Academics often do not go beyond this level of designing systems that would be optimal (or at least good) and stable if actually implemented. However, it’s exceedingly rare that a single actor (or unified group of actors) has the opportunity to design entire systems at institutional scale– notable examples are the authoring of constitutions, and (perhaps) the use of intellectual property law to create new markets.
Instead, policy makers, funders and other actors with substantial influence at the institutional level are faced with a fourth level of analysis — represented by the question of “Where do I put attention, pressure, or resources to create sustainable positive change”? And system-design alone doesn’t answer this: Design is essential for identifying where one wants to go, but policy analysis and political analysis are required to understand what actions to take in order to get (closer to) there.
This last question, of the “where do we push now” variety, is what I’ve come to expect (naturally) from my boss, and from other leaders in the field. When pressed, I’ve thus far managed to come up with (after due deliberation) some recommendations (or, at least, hypotheses) for action, but these generally seem like the hardest level of solution to get right, or even to assess as good or bad. I think the difficulty comes from having to have both a coherent high-level vision (from the systems design level) while simultaneously getting back “down into the details” (though not, “in the weeds”) to understand the current arrangements and limitations of power, resources, capacity, mechanism, attention, knowledge, and stakeholders.
Notwithstanding, although we started by aiming more at systems design than policy intervention, some recommendations of the policy intervention sort are to be found in the current Agenda. I expect that this year’s revisions, and the planned phases of external review and input, will add more breadth to these recommendations, but that it will require years more of reflection, iteration, and refinement to identify specific policy recommendation across the entire breadth of issues covered by the Agenda at the systems level.
 For an accessible broad overview of decision theory, game theory, and related approaches see M. Peterson , An Introduction to Decision Theory . For a classic introduction to policy applications see Stokey & Zeckhauser 1978, A Primer for Policy Analysis.
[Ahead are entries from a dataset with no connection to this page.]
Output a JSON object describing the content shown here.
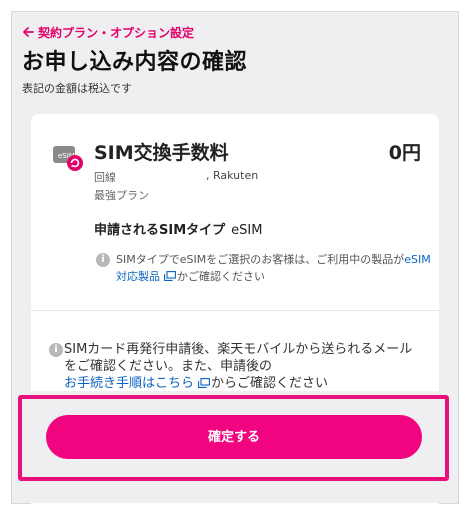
{
  "header": {
    "back_label": "契約プラン・オプション設定",
    "title": "お申し込み内容の確認",
    "tax_note": "表記の金額は税込です"
  },
  "item": {
    "name": "SIM交換手数料",
    "price": "0円",
    "line_label": "回線",
    "line_value": ", Rakuten",
    "plan": "最強プラン",
    "sim_type_label": "申請されるSIMタイプ",
    "sim_type_value": "eSIM",
    "info_text_1": "SIMタイプでeSIMをご選択のお客様は、ご利用中の製品が",
    "info_link": "eSIM対応製品",
    "info_text_2": "かご確認ください"
  },
  "notice": {
    "text_1": "SIMカード再発行申請後、楽天モバイルから送られるメールをご確認ください。また、申請後の",
    "link": "お手続き手順はこちら",
    "text_2": "からご確認ください"
  },
  "actions": {
    "confirm_label": "確定する"
  },
  "colors": {
    "accent": "#e4006b",
    "button": "#f0047f",
    "highlight": "#ea0f7d",
    "link": "#0b63c1"
  }
}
 There are many good textbooks on statistical inference, ranging from the very basic, accessible and sensible Problem Solving by Chatfield (1995) to the sophisticated and modern Bayesian Data Analysis 3rd edition, by Gelman et. al (2013). There are relatively few good textbooks on causal inference — Judea Pearl’s (2009) Causality: Models, Reasoning and Inference 2nd edition is as definitive as a textbook can be, but challenging; Counterfactuals and Causal Inference: Methods and Principles for Social Research, Morgan & Winship’s textbook, is more accessible.
 Market failure is a broad topic, and most articles and even books address only some of the potential conditions for functioning markets. A, good, accessible overview is Stiglitz’s Regulation and Failure , but it doesn’t cover all areas. For information stewardship policy the economics of non-consumptive goods is particularly relevant — see Foray, The Economics of Knowledge (2006); and increasing returns and path dependence are particularly important in social/information network economies — see Arthur 1994, Increasing Returns and Path Dependence in the Economy.
 See Lijphart, Arend. “Constitutional design for divided societies.” Journal of democracy 15.2 (2004): 96-109. and Shugart, Matthew Soberg, and John M. Carey. Presidents and assemblies: Constitutional design and electoral dynamics. Cambridge University Press, 1992.
 The late Lin Ostrom work was fundamental in this area. See for example, Ostrom, Elinor. Understanding institutional diversity. Princeton University Press, 2009.